Plaintiff appealed the decision of the Rehabilitation Court, and the case was reviewed by the Supreme Court.

2. Summary of the Judgment

Upon review, the Supreme Court held that the relevant clause does not violate the principle of shareholder equality because there were circumstances justifying Plaintiff receiving treatment different from other shareholders.
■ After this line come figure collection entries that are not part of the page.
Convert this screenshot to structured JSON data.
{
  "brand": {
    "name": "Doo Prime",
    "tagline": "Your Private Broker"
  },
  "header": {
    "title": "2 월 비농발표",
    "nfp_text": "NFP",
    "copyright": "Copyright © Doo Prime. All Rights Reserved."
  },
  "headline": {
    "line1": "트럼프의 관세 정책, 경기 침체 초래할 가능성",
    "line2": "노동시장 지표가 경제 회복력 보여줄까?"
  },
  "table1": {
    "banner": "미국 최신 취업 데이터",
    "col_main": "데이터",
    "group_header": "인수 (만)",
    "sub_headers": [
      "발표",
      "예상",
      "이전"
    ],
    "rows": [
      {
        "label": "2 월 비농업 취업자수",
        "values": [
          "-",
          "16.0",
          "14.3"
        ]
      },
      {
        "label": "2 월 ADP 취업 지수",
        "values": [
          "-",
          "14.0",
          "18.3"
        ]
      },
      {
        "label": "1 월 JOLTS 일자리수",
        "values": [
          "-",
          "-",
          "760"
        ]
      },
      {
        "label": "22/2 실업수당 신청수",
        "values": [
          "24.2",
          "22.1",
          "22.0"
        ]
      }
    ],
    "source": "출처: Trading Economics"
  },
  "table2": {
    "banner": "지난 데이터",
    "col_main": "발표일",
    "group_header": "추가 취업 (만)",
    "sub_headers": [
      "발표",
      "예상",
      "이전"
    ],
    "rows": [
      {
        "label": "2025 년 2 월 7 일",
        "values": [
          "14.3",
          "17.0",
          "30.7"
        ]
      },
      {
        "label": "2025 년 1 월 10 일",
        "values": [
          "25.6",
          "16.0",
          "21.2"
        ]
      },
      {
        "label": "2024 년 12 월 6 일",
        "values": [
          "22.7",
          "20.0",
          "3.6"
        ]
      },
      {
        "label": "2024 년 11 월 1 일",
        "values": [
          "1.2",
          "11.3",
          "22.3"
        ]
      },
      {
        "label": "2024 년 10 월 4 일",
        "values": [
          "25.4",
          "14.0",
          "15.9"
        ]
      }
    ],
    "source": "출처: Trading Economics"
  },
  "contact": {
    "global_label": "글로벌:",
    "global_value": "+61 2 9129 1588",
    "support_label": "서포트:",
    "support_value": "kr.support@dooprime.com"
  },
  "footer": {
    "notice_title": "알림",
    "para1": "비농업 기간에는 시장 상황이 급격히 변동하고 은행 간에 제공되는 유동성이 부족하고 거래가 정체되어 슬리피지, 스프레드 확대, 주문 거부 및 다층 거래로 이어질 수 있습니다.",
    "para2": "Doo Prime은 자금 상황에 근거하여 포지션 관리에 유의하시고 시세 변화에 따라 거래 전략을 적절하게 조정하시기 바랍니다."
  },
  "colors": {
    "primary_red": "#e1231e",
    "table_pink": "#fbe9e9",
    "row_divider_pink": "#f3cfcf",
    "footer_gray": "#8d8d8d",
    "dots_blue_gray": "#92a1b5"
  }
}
The Supreme Court also held that the clause does not contravene the principle of capital protection nor the DRBA.

In so holding, the Supreme Court found that:

(i) Plaintiff controlled approximately 5% of the voting shares which gave Plaintiff the right to participate in Defendant’s important decision-making, and the acquisition price paid by Plaintiff would have significantly contributed to securing Defendant’s liquidity and increasing its capital;

(ii) It cannot be presumed that other shareholders have suffered substantial or direct harm or disadvantage as a result of Plaintiff exclusively holding the right to consent – rather, the clause allowed for monitoring Defendant’s compliance; and

(iii) Above all, the claim for damages in this case occurred as a consequence of Defendant’s failure to provide an explanation and cure the breach within two weeks of receiving Plaintiff’s notice, which would have exempted Defendant from liability.

Regarding the principle of capital protection and the DRBA, the Supreme Court held that, as liability for damages arises only when Defendant violates the obligation to seek Plaintiff’s prior consent before applying for the commencement of rehabilitation proceedings, it cannot be said that Plaintiff recovered its investment even though there was no distributable profit, or that Plaintiff, a minor shareholder, turned into a creditor of superior position just because rehabilitation proceedings have commenced.
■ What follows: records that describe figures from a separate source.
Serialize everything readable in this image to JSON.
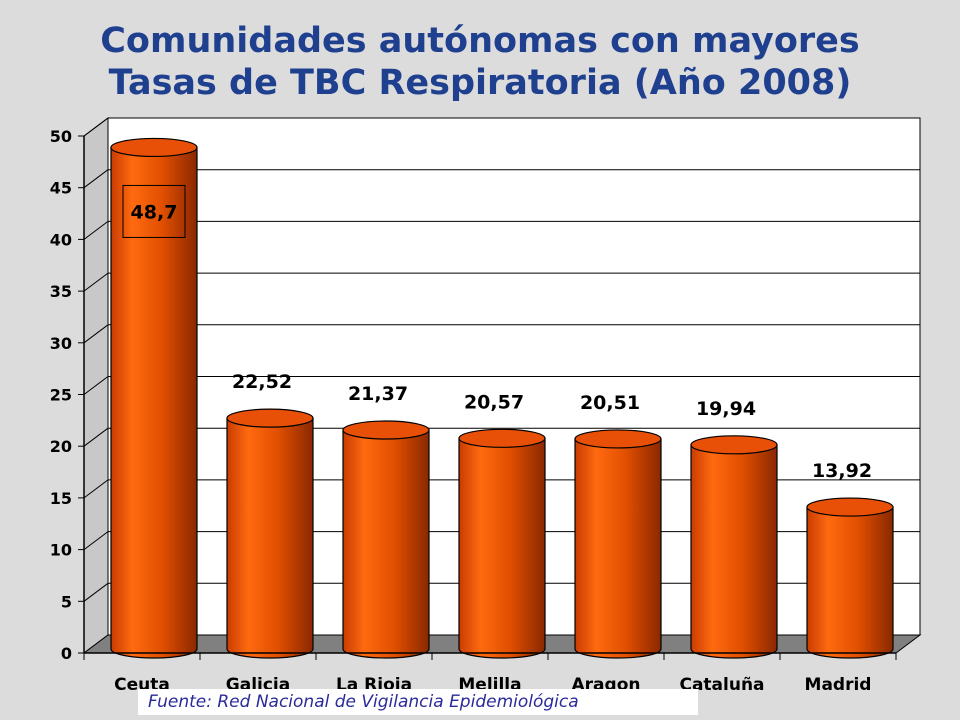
{
  "title": {
    "line1": "Comunidades autónomas con mayores",
    "line2": "Tasas de TBC Respiratoria (Año 2008)"
  },
  "source_note": "Fuente: Red Nacional de Vigilancia Epidemiológica",
  "chart_data": {
    "type": "bar",
    "style": "3d-cylinder",
    "title": "Comunidades autónomas con mayores Tasas de TBC Respiratoria (Año 2008)",
    "categories": [
      "Ceuta",
      "Galicia",
      "La Rioja",
      "Melilla",
      "Aragon",
      "Cataluña",
      "Madrid"
    ],
    "values": [
      48.7,
      22.52,
      21.37,
      20.57,
      20.51,
      19.94,
      13.92
    ],
    "data_labels": [
      "48,7",
      "22,52",
      "21,37",
      "20,57",
      "20,51",
      "19,94",
      "13,92"
    ],
    "ylim": [
      0,
      50
    ],
    "yticks": [
      0,
      5,
      10,
      15,
      20,
      25,
      30,
      35,
      40,
      45,
      50
    ],
    "grid": true,
    "bar_color": "#f05a00",
    "wall_color": "#ffffff",
    "floor_color": "#808080"
  }
}
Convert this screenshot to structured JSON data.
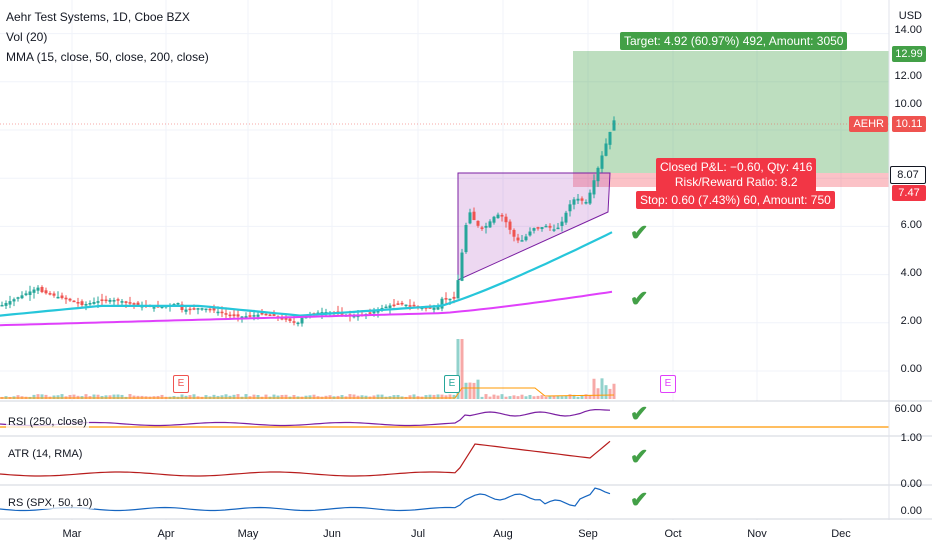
{
  "header": {
    "title": "Aehr Test Systems, 1D, Cboe BZX",
    "vol": "Vol (20)",
    "mma": "MMA (15, close, 50, close, 200, close)",
    "currency": "USD"
  },
  "chart_data": {
    "type": "candlestick",
    "symbol": "AEHR",
    "x_ticks": [
      "Mar",
      "Apr",
      "May",
      "Jun",
      "Jul",
      "Aug",
      "Sep",
      "Oct",
      "Nov",
      "Dec"
    ],
    "y_ticks": [
      "14.00",
      "12.00",
      "10.00",
      "6.00",
      "4.00",
      "2.00",
      "0.00"
    ],
    "ylim": [
      0,
      14
    ],
    "last_price": "10.11",
    "levels": {
      "target": "12.99",
      "entry": "8.07",
      "stop": "7.47"
    },
    "position": {
      "target_text": "Target: 4.92 (60.97%) 492, Amount: 3050",
      "closed_pnl": "Closed P&L: −0.60, Qty: 416",
      "risk_reward": "Risk/Reward Ratio: 8.2",
      "stop_text": "Stop: 0.60 (7.43%) 60, Amount: 750"
    },
    "earnings": [
      "E",
      "E",
      "E"
    ],
    "sub_panes": [
      {
        "name": "RSI (250, close)",
        "tick": "60.00",
        "color": "#7b1fa2"
      },
      {
        "name": "ATR (14, RMA)",
        "tick": "1.00",
        "color": "#b71c1c"
      },
      {
        "name": "RS (SPX, 50, 10)",
        "tick": "0.00",
        "color": "#1565c0"
      }
    ],
    "sub_ticks_extra": [
      "0.00"
    ],
    "colors": {
      "up": "#26a69a",
      "down": "#ef5350",
      "ma15": "#26c6da",
      "ma50": "#e040fb",
      "target": "#43a047",
      "stop": "#f23645"
    }
  }
}
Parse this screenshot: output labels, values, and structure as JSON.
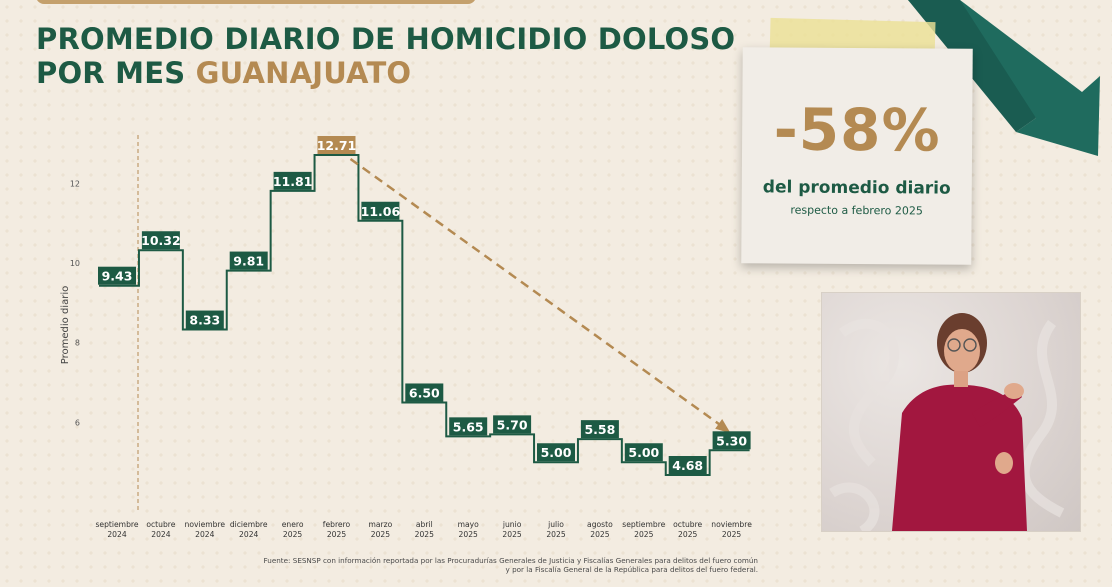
{
  "header": {
    "title_line1": "PROMEDIO DIARIO DE HOMICIDIO DOLOSO",
    "title_line2_prefix": "POR MES ",
    "title_line2_highlight": "GUANAJUATO"
  },
  "chart_data": {
    "type": "line",
    "step": true,
    "ylabel": "Promedio diario",
    "yticks": [
      6,
      8,
      10,
      12
    ],
    "ylim": [
      4.0,
      13.6
    ],
    "categories": [
      [
        "septiembre",
        "2024"
      ],
      [
        "octubre",
        "2024"
      ],
      [
        "noviembre",
        "2024"
      ],
      [
        "diciembre",
        "2024"
      ],
      [
        "enero",
        "2025"
      ],
      [
        "febrero",
        "2025"
      ],
      [
        "marzo",
        "2025"
      ],
      [
        "abril",
        "2025"
      ],
      [
        "mayo",
        "2025"
      ],
      [
        "junio",
        "2025"
      ],
      [
        "julio",
        "2025"
      ],
      [
        "agosto",
        "2025"
      ],
      [
        "septiembre",
        "2025"
      ],
      [
        "octubre",
        "2025"
      ],
      [
        "noviembre",
        "2025"
      ]
    ],
    "values": [
      9.43,
      10.32,
      8.33,
      9.81,
      11.81,
      12.71,
      11.06,
      6.5,
      5.65,
      5.7,
      5.0,
      5.58,
      5.0,
      4.68,
      5.3
    ],
    "value_labels": [
      "9.43",
      "10.32",
      "8.33",
      "9.81",
      "11.81",
      "12.71",
      "11.06",
      "6.50",
      "5.65",
      "5.70",
      "5.00",
      "5.58",
      "5.00",
      "4.68",
      "5.30"
    ],
    "highlight_index": 5,
    "trend": {
      "from_index": 5,
      "to_index": 14
    },
    "vertical_marker_after_index": 0,
    "grid": false,
    "colors": {
      "line": "#1d5a44",
      "label_bg": "#1d5a44",
      "highlight_bg": "#b48a52",
      "trend": "#b48a52",
      "tick": "#555555"
    }
  },
  "source": {
    "line1": "Fuente: SESNSP con información reportada por las Procuradurías Generales de Justicia y Fiscalías Generales para delitos del fuero común",
    "line2": "y por la Fiscalía General de la República para delitos del fuero federal."
  },
  "card": {
    "percent": "-58%",
    "line1": "del promedio diario",
    "line2": "respecto a febrero 2025"
  },
  "colors": {
    "green": "#1d5a44",
    "gold": "#b48a52",
    "bg": "#f3ece1",
    "teal_arrow": "#1f6b5e"
  }
}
3. Significance of the Judgment

The principle of shareholder equality provides that shareholders of a company should be treated equally with respect to their rights and obligations in their position as shareholders. This is an overarching principle applicable to any legal relationship between shareholders and the company. In this case, the Supreme Court appears to have looked beyond the text of the contractual clause and considered as a whole the impact it had on Defendant and Defendant’s shareholders. Since the contract only required Defendant to obtain prior consent from Plaintiff and did not give Plaintiff the right to decide whether to commence rehabilitation proceedings, the Court may have construed this clause to benefit the company and its shareholders as a whole and to require Defendant to make management decisions more carefully.

The Supreme Court previously held that a contract by a company promising to compensate a new shareholder the full price of the shares purchased was null and void because it granted a superior right to one shareholder that are not provided to others and thus violated the principle of shareholder equality (Supreme Court Decision 2018Da23641, 13 August 2020). The Supreme Court seems to have distinguished this case on the grounds that the Agreement provided for liquidated damages which happened to be similar in size to Plaintiff’s investment but did not guarantee an absolute recovery.
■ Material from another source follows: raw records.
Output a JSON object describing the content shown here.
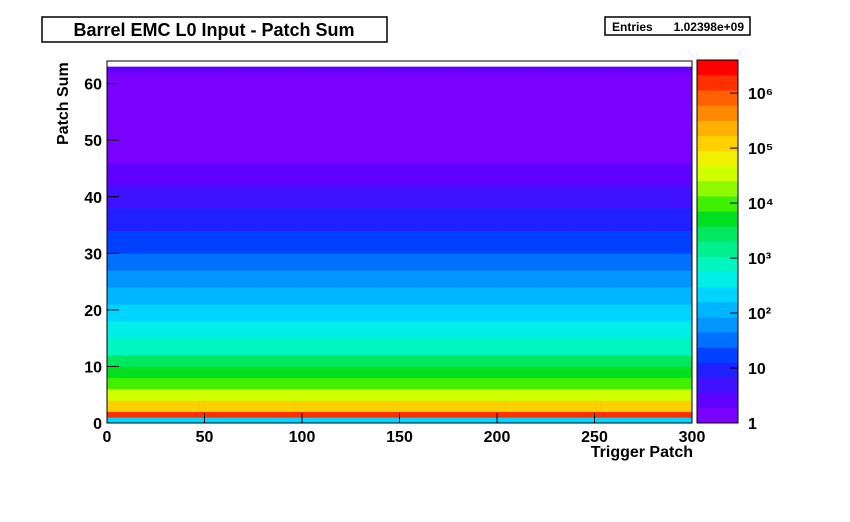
{
  "chart_data": {
    "type": "heatmap",
    "title": "Barrel EMC L0 Input - Patch Sum",
    "stats_label": "Entries",
    "stats_value": "1.02398e+09",
    "x_label": "Trigger Patch",
    "y_label": "Patch Sum",
    "xlim": [
      0,
      300
    ],
    "ylim": [
      0,
      64
    ],
    "xticks": [
      0,
      50,
      100,
      150,
      200,
      250,
      300
    ],
    "yticks": [
      0,
      10,
      20,
      30,
      40,
      50,
      60
    ],
    "x_bins": [
      0,
      20,
      40,
      60,
      80,
      100,
      120,
      140,
      160,
      180,
      200,
      220,
      240,
      260,
      280,
      300
    ],
    "y_bins": [
      0,
      1,
      2,
      4,
      6,
      8,
      10,
      12,
      15,
      18,
      21,
      24,
      27,
      30,
      34,
      38,
      42,
      46,
      50,
      56,
      62,
      63,
      64
    ],
    "values": [
      [
        200,
        200,
        200,
        200,
        200,
        200,
        200,
        200,
        200,
        200,
        200,
        200,
        200,
        200,
        200
      ],
      [
        2000000,
        2000000,
        2000000,
        2000000,
        2000000,
        2000000,
        2000000,
        2000000,
        2000000,
        2000000,
        2000000,
        2000000,
        2000000,
        2000000,
        2000000
      ],
      [
        100000,
        100000,
        100000,
        100000,
        100000,
        100000,
        100000,
        100000,
        100000,
        100000,
        100000,
        100000,
        100000,
        100000,
        100000
      ],
      [
        30000,
        30000,
        30000,
        30000,
        30000,
        30000,
        30000,
        30000,
        30000,
        30000,
        30000,
        30000,
        30000,
        30000,
        30000
      ],
      [
        10000,
        10000,
        10000,
        10000,
        10000,
        10000,
        10000,
        10000,
        10000,
        10000,
        10000,
        10000,
        10000,
        10000,
        10000
      ],
      [
        5000,
        5000,
        5000,
        5000,
        5000,
        5000,
        5000,
        5000,
        5000,
        5000,
        5000,
        5000,
        5000,
        5000,
        5000
      ],
      [
        2500,
        2500,
        2500,
        2500,
        2500,
        2500,
        2500,
        2500,
        2500,
        2500,
        2500,
        2500,
        2500,
        2500,
        2500
      ],
      [
        1000,
        1000,
        1000,
        1000,
        1000,
        1000,
        1000,
        1000,
        1000,
        1000,
        1000,
        1000,
        1000,
        1000,
        1000
      ],
      [
        500,
        500,
        500,
        500,
        500,
        500,
        500,
        500,
        500,
        500,
        500,
        500,
        500,
        500,
        500
      ],
      [
        250,
        250,
        250,
        250,
        250,
        250,
        250,
        250,
        250,
        250,
        250,
        250,
        250,
        250,
        250
      ],
      [
        120,
        120,
        120,
        120,
        120,
        120,
        120,
        120,
        120,
        120,
        120,
        120,
        120,
        120,
        120
      ],
      [
        60,
        60,
        60,
        60,
        60,
        60,
        60,
        60,
        60,
        60,
        60,
        60,
        60,
        60,
        60
      ],
      [
        30,
        30,
        30,
        30,
        30,
        30,
        30,
        30,
        30,
        30,
        30,
        30,
        30,
        30,
        30
      ],
      [
        15,
        15,
        15,
        15,
        15,
        15,
        15,
        15,
        15,
        15,
        15,
        15,
        15,
        15,
        15
      ],
      [
        8,
        8,
        8,
        8,
        8,
        8,
        8,
        8,
        8,
        8,
        8,
        8,
        8,
        8,
        8
      ],
      [
        4,
        4,
        4,
        4,
        4,
        4,
        4,
        4,
        4,
        4,
        4,
        4,
        4,
        4,
        4
      ],
      [
        2.5,
        2.5,
        2.5,
        2.5,
        2.5,
        2.5,
        2.5,
        2.5,
        2.5,
        2.5,
        2.5,
        2.5,
        2.5,
        2.5,
        2.5
      ],
      [
        1.8,
        1.8,
        1.8,
        1.8,
        1.8,
        1.8,
        1.8,
        1.8,
        1.8,
        1.8,
        1.8,
        1.8,
        1.8,
        1.8,
        1.8
      ],
      [
        1.3,
        1.3,
        1.3,
        1.3,
        1.3,
        1.3,
        1.3,
        1.3,
        1.3,
        1.3,
        1.3,
        1.3,
        1.3,
        1.3,
        1.3
      ],
      [
        1.1,
        1.1,
        1.1,
        1.1,
        1.1,
        1.1,
        1.1,
        1.1,
        1.1,
        1.1,
        1.1,
        1.1,
        1.1,
        1.1,
        1.1
      ],
      [
        2,
        2,
        2,
        2,
        2,
        2,
        2,
        2,
        2,
        2,
        2,
        2,
        2,
        2,
        2
      ],
      [
        0,
        0,
        0,
        0,
        0,
        0,
        0,
        0,
        0,
        0,
        0,
        0,
        0,
        0,
        0
      ]
    ],
    "zlim": [
      1,
      4000000
    ],
    "zlog": true,
    "zticks": [
      1,
      10,
      {
        "value": 100,
        "label": "10²"
      },
      {
        "value": 1000,
        "label": "10³"
      },
      {
        "value": 10000,
        "label": "10⁴"
      },
      {
        "value": 100000,
        "label": "10⁵"
      },
      {
        "value": 1000000,
        "label": "10⁶"
      }
    ],
    "palette": [
      "#7a00ff",
      "#6000ff",
      "#4010ff",
      "#2020ff",
      "#0040ff",
      "#0070ff",
      "#0095ff",
      "#00b5ff",
      "#00d5ff",
      "#00eee8",
      "#00f5c0",
      "#00f090",
      "#00e860",
      "#00e020",
      "#40f000",
      "#90f800",
      "#d0ff00",
      "#f0f000",
      "#ffd000",
      "#ffb000",
      "#ff8800",
      "#ff6000",
      "#ff3000",
      "#ff0000"
    ]
  }
}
The Judgment signifies that a shareholder’s contractual rights would not be dismissed simply because the company is undergoing rehabilitation proceedings. According to the Supreme Court, denying Plaintiff the right to file rehabilitation claims simply based on its status as a shareholder contravenes the legislative intent of the DRBA. The Judgment will likely have important ramifications in future shareholder agreements.